Généralement, si une idée est bonne, elle peut tenir sur cent pages. Si elle peut tenir sur cent pages, elle peut tenir sur un roman. Voilà, c’est aussi con que ça. Et immanquablement quand je lis une bonne nouvelle, une qui me plait, je regrette que ça ne soit pas un roman. Car j’aime la décompression narrative (on y revient), mais aussi m’immerger dans une ambiance, prendre le temps de ressentir les choses, les personnages. La nouvelle c’est le petit bain de la littérature. Aussi bonne que soit l’eau, on aura que les pieds mouillés. Alors ouais, y’a des fans, et parfois je crache pas sur un petit recueil par ci par là. Mais tout de même, c’est loin d’être ce que je préfère. Et du coup, pourquoi est-ce que je me force ? Pourquoi est-ce que j’ai décidé d’écrire ce bout de truc au lieu de laisser tomber ou d’en faire un bouquin ?

Une fois de plus on en revient à une question de mathématiques, une équation. Si une idée est bonne mais pas assez pour supporter une centaine de pages, il se passe quoi ? Ou alors tout connement, et si le gain réel à passer une idée de quelques pages à beaucoup plus est trop faible pour justifier l’effort supplémentaire à fournir ? Par exemple. Mon histoire sur le 280 Salade. Je peux la faire tenir sur deux cent pages sans aucun problème. Et ça serait sûrement mieux que ce que vous pouvez imaginer (rien que de l’évoquer j’ai un plan qui se forme). Mais est-ce que ça vaut vraiment le coup vis-à-vis de mes autres projets ? Est-ce que ça sera tellement mieux que la version résumée ? C’était un peu ça pour l’idée que m’a filé Jennifer.

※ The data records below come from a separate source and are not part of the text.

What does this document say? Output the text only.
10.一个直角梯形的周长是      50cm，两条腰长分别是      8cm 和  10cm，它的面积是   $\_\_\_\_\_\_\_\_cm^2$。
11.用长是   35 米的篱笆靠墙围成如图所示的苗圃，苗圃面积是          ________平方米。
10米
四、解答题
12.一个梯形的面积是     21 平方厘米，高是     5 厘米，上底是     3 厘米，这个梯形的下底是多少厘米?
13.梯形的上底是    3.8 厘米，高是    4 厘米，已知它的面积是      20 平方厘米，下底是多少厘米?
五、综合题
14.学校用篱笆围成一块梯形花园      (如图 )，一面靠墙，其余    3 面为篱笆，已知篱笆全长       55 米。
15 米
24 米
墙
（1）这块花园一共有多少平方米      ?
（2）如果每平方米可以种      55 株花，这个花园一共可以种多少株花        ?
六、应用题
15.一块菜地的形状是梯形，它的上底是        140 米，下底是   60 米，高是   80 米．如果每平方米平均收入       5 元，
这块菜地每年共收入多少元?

Cool, qui mérite d’être raconté, mais peut-être pas un bouquin.

Reste l’écriture qui m’emmerde. Quoi que je fasse, j’ai l’impression d’écrire un résumé, de raconter une histoire au lieu de l’écrire. Je sais que c’est le jeu, que ça ne m’empêche pas de faire du style, loin de là puisque ça ouvre d’autres opportunités de jouer avec les mots. Mais je suis trop habitué, configuré au plus profond des synapses, pour des histoires longues. D’où la souffrance. Je pense tout de même que ça en vaudra la peine. Puis j’ai une idée ou deux question nouvelles, enfin format.

Je vous en reparlerai.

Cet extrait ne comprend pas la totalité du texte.